Fortunately, we can strip this down for the sake of a simple test. We’re using a local target so step 1 is unnecessary. We can also hard-code the MAC of the target machine, to also skip steps 2 to 4. An ICMP ECHO request packet can then be constructed with fixed details and pre-calculated CRCs. I used Ethereal on my PC to sniff a request sent with a zero CRC, which was expected to fail, then completed the correct CRC with what it reported.

To send a reply, the target machine will perform the same steps as above, with an ICMP ECHO REPLY packet. As SAM is currently unable to reply to ARP requests we must use the “arp” command on the target machine to add a static entry linking SAM’s IP with its MAC address. In my case that meant running the following command in Windows XP:

arp -s 10.0.0.88 02:A4:92:E4:D3:20

The test MAC address I used was formed from bits of the string “TRINITY”, with a few unused zero bits at the end. Bits 0 and 1 of the first byte are flags, but the rest can be pretty much anything. I’ve set flag bit 1 to mark the address as “locally administered”, to avoid the (rather unlikely!) clash with existing network devices. To avoid clashes with other Trinity boards, Colin will be assigning unique addresses to each one sold. For convenience, the MAC and other network settings will ultimately stored on the EEPROM.

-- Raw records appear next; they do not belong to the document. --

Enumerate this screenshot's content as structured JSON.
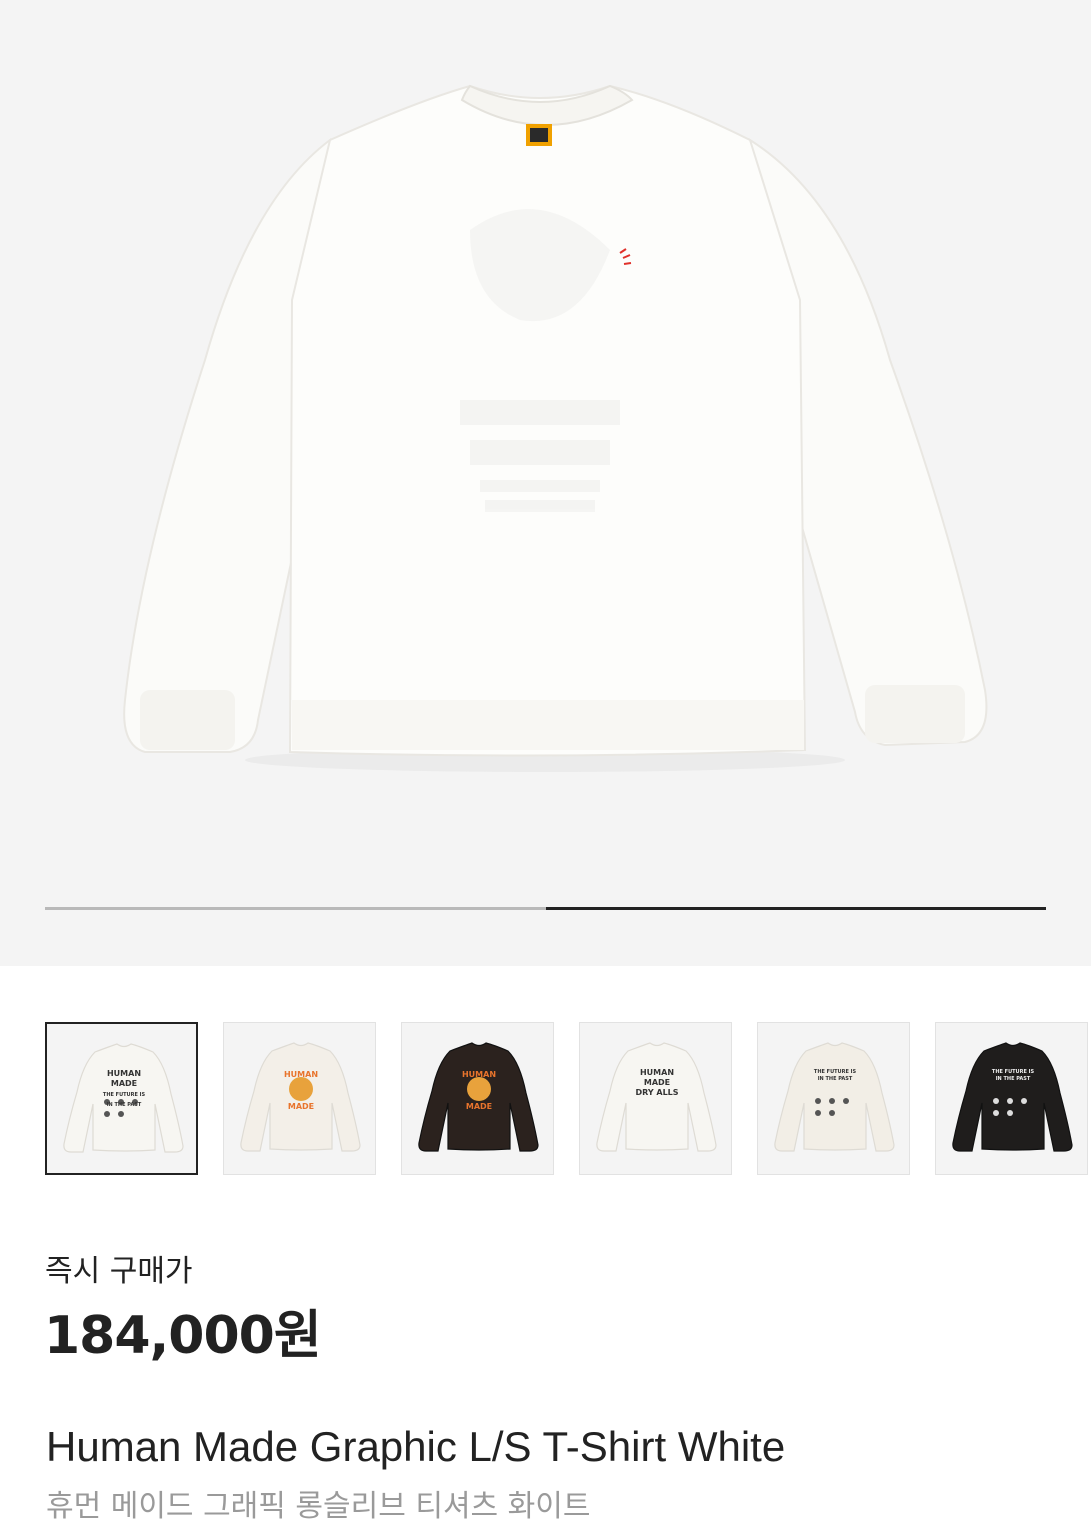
{
  "gallery": {
    "progress_fraction": 0.5,
    "main_image_icon": "white-long-sleeve-tshirt-with-red-heart-logo",
    "thumbnails": [
      {
        "icon": "white-tee-duck-graphic",
        "shirt_color": "#f7f6f2",
        "active": true,
        "lines": [
          "HUMAN",
          "MADE",
          "THE FUTURE IS",
          "IN THE PAST"
        ]
      },
      {
        "icon": "white-tee-tiger-graphic",
        "shirt_color": "#f3efe8",
        "active": false,
        "lines": [
          "HUMAN",
          "MADE"
        ]
      },
      {
        "icon": "black-tee-tiger-graphic",
        "shirt_color": "#2b221e",
        "active": false,
        "lines": [
          "HUMAN",
          "MADE"
        ]
      },
      {
        "icon": "white-tee-dry-alls-graphic",
        "shirt_color": "#f7f6f2",
        "active": false,
        "lines": [
          "HUMAN",
          "MADE",
          "DRY ALLS"
        ]
      },
      {
        "icon": "white-tee-ducks-future-graphic",
        "shirt_color": "#f2eee6",
        "active": false,
        "lines": [
          "THE FUTURE IS",
          "IN THE PAST"
        ]
      },
      {
        "icon": "black-tee-ducks-future-graphic",
        "shirt_color": "#1f1d1c",
        "active": false,
        "lines": [
          "THE FUTURE IS",
          "IN THE PAST"
        ]
      }
    ]
  },
  "colors": {
    "hero_bg": "#f4f4f4",
    "heart_red": "#e0312b",
    "tiger_orange": "#e8742c",
    "text_dark": "#222222",
    "text_gray": "#9a9a9a"
  },
  "product": {
    "price_label": "즉시 구매가",
    "price": "184,000원",
    "name_en": "Human Made Graphic L/S T-Shirt White",
    "name_ko": "휴먼 메이드 그래픽 롱슬리브 티셔츠 화이트"
  }
}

The rigid setup above was enough to show that I could ping my PC from SAM, and have the echo reply read from the receive buffer. What we needed now was a proper IP stack to plug my driver into…

While I was working on the driver, Adrian Brown was busy porting Adam Dunkels’ uIP stack from C to Z80. He’s made quick work of it too, with ARP and ICMP already working well enough to ping from PC to SAM without the need for any of my cheating (ping times are typically 7-8ms). Once TCP is ready we’ll have enough for some real applications! Web server anyone?